Whitefish — Consultants from CZB walked the Planning Commission through the draft land‑use element for Vision Whitefish 2045 at a Feb. 4 work session, saying the document is intended to guide growth inward for the next 20 years and align the city’s zoning code with a character‑based place‑type framework.
"The estimate is about 3,000 to 5,000 people by 2045," Thomas, a CZB consultant, told the commission during a roughly 15‑minute overview. He said the draft plan is intended to accommodate approximately 2,100 new housing units by 2045 and noted that about three‑quarters of those units would be needed for households earning less than 120% of area median income.
The consultant outlined three core goals: focus growth inward, provide a range of housing options and protect community character while supporting environmental stewardship and economic resilience. To achieve those goals CZB recommended a set of actions including a zoning ordinance update to align zoning maps with place types, integrating objective design and development standards into the code (focused on form, placement and landscaping), and refining conditional uses to reduce discretionary approvals.
CZB highlighted a new "heritage downtown" place type intended to capture the smaller multifamily and mixed‑character areas south of downtown and along the river. The firm also recommended maintaining the current geographic footprint for short‑term rentals rather than expanding those zoning allowances, to help preserve opportunities for full‑time residents.
Thomas warned the commission that state law (MLUPA and related legislation noted in the presentation) requires allowing multiple‑unit dwellings and mixed uses in many commercial zones and said the law would permit taller buildings in some downtown commercial zones. "MLUPA is allowing 60‑foot buildings in the downtown," he said, and proposed local form‑based controls — build lines, step‑backs and sub‑districts — as tools to protect scale while complying with state requirements.
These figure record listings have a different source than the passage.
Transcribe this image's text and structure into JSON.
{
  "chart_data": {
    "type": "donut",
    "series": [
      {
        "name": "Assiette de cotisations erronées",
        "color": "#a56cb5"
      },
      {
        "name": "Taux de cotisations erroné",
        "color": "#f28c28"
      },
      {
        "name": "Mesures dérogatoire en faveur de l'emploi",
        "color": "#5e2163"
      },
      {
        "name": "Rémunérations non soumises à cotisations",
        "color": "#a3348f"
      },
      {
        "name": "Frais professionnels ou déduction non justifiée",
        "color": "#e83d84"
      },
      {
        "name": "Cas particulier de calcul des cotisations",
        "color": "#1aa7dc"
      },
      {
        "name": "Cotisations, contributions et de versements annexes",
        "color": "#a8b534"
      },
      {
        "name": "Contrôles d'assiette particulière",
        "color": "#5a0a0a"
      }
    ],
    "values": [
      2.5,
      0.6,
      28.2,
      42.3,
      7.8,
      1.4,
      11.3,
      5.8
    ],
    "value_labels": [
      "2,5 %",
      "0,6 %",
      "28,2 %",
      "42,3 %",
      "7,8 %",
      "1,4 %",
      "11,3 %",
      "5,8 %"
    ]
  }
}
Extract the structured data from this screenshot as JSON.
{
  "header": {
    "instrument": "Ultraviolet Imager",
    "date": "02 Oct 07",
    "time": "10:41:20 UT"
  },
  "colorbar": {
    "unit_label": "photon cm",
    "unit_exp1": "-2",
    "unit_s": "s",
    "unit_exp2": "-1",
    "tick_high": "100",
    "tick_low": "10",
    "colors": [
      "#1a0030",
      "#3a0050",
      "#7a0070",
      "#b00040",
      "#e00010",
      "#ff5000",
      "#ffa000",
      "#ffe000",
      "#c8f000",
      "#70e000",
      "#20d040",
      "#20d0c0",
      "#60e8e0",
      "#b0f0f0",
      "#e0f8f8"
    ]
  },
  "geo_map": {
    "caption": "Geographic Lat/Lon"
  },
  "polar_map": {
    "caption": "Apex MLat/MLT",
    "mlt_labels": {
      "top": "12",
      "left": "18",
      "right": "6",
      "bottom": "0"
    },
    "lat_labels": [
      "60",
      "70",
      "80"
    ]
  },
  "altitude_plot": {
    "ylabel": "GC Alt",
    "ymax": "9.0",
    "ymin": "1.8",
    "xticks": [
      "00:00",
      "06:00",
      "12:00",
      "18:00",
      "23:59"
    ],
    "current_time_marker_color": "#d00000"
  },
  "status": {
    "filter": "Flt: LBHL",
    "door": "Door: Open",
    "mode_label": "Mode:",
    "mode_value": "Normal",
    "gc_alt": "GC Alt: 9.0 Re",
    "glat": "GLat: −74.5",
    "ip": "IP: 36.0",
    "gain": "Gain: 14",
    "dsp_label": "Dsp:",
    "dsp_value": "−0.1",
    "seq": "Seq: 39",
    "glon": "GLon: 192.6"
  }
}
The presentation included three internal parcels (A, B and C) that public outreach identified as priority areas to absorb growth and about a dozen additional annexation candidates that the public ranked for future consideration. CZB estimated the internal areas could accommodate a compact mixed‑neighborhood scenario of roughly 2,000 dwelling units; larger annexation scenarios would yield substantially more units depending on assumptions.
The public comment period that followed was lengthy and wide‑ranging, touching on historic preservation, groundwater and wetland constraints, neighborhood character, where commercial designations appear on the future‑use map, and the infrastructure needed to support higher densities. Thomas later corrected a numeric misstatement he had made earlier, clarifying the internal areas’ capacity figures with the commission.
After hearing public testimony, Commissioner speaker 13 moved to postpone the commission’s detailed discussion to the Feb. 11 work session; the motion was seconded and carried. CZB will return on Feb. 11 at 6 p.m.; the draft land‑use element is scheduled for public hearings later in February with City Council review to follow in March.